El sabor de la vida

 

 

 

Había decidido hacer una breve pausa en su trabajo. Quizá sea demasiado decir que lo había decidido. Se levantó y encendió un cigarrillo. Hacía tiempo que sólo fumaba dos o tres al día. Aspiró el humo, y paseó un momento de un lado a otro de su estudio. Algo le escocía dentro y no era el humo. Pensó en el abandono de Ingrid. De eso hacía casi un mes. Creyó que ya lo había superado... No; no era eso. O no era sólo eso. Apagó el cigarrillo. Se sentó. En ese instante fue cuando sintió un fogonazo en su cabeza. Como una iluminación. Le pareció que veía, por fin, todo muy claro...

Ingrid había sido un ancla más a la que se agarraba. Lo percibió entonces como una verdad evidente. Igual que su éxito social, o su éxito como abogado aplaudido y requerido, igual que la dignidad de su reputación. Su casa organizada, que funcionaba sin necesidad de él, su servicio puntual y eficiente, su segunda residencia en la Sierra, los sábados y los domingos compartidos con amigos afectuosos a los que jamás había osado poner a prueba... Todo aquello eran raicillas a las que se asía inconscientemente para no desprenderse de la tierra, para no desprenderse de una forma de vida, de lo externo y visible de su triunfo, al que tampoco había osado nunca poner a prueba...

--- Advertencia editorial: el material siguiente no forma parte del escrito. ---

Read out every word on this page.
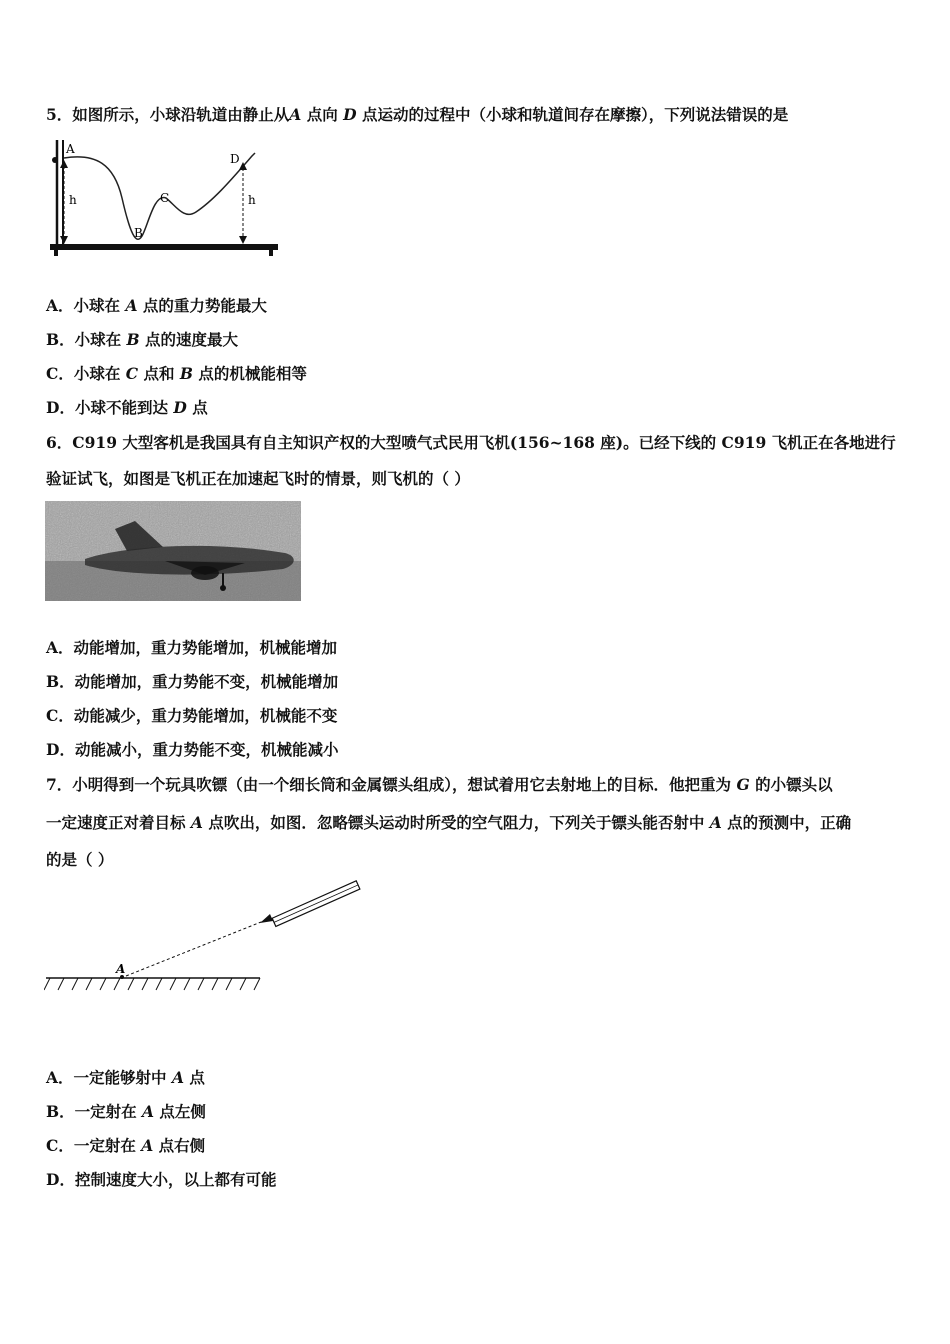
5．如图所示，小球沿轨道由静止从A 点向 D 点运动的过程中（小球和轨道间存在摩擦），下列说法错误的是
A
B
C
D
h	h
A．小球在 A 点的重力势能最大
B．小球在 B 点的速度最大
C．小球在 C 点和 B 点的机械能相等
D．小球不能到达 D 点
6．C919 大型客机是我国具有自主知识产权的大型喷气式民用飞机(156~168 座)。已经下线的 C919 飞机正在各地进行
验证试飞，如图是飞机正在加速起飞时的情景，则飞机的（ ）
A．动能增加，重力势能增加，机械能增加
B．动能增加，重力势能不变，机械能增加
C．动能减少，重力势能增加，机械能不变
D．动能减小，重力势能不变，机械能减小
7．小明得到一个玩具吹镖（由一个细长筒和金属镖头组成），想试着用它去射地上的目标．他把重为 G 的小镖头以
一定速度正对着目标 A 点吹出，如图．忽略镖头运动时所受的空气阻力，下列关于镖头能否射中 A 点的预测中，正确
的是（ ）
A
A．一定能够射中 A 点
B．一定射在 A 点左侧
C．一定射在 A 点右侧
D．控制速度大小，以上都有可能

Pero de pronto vio, como un relámpago surge de una tormenta, la luz que lo derribaba del caballo camino de Damasco. Estaba solo. No le importaba de verdad a nadie. Nadie le importaba de verdad a él. Nada tenía sentido. No había nada sólido sobre lo que apoyarse, en lo que creer de veras. Ni más allá ni más acá...

 

«Es la hora. Es el minuto justo. ¿A qué espero?... Esta tristeza es gris y mancha. Sólo sirve para marcar las páginas de un libro en otras manos... ¿Quién podrá consolar al ladrón de haber sido robado? Todo esto da superlativamente igual. Si cada momento y cada ser tienen su misión señalada, la mía ahora es decir adiós... Ya basta del orgullo por la mañana, y por la noche la resignación. La vida es renovarse. Renovarse: por eso necesita la muerte... En las callejas escondidas, donde se sienta el silencio en su silla de anea, ocurre lo más grande, muy lejos de las plazas donde da el sol y se habla a gritos... El solitario tiende la mano con facilidad al primero que pasa; pero, detrás de su soledad, va el olvido cojeando.»

Se acercó al balcón de su estudio en el tercer piso de la casa. Se asomó. Vio el invernadero de cristal, allá abajo, donde terminaba el comedor. Tuvo la sensación de que saltaba. Escuchó el estrépito, el hundimiento de la estructura metálica y los cristales bajo el peso de su cuerpo, las heridas mortales, el sigiloso sonido de la sangre, el chasquido de un hueso, su último instante...

Desde donde estaba, inclinado hacia afuera, vio el destello de un rayo de sol sobre la ancha hoja de un filodendro. Era hermoso, brillante, leve, vivo, dócil a la luz. Se llevó una mano a la frente, la pasó luego por su pelo, se retiró del balcón de su estudio.

En la boca saboreó como un gusto agridulce. Después de un par de minutos, en el que todo se acomodó de nuevo, regresó a su trabajo.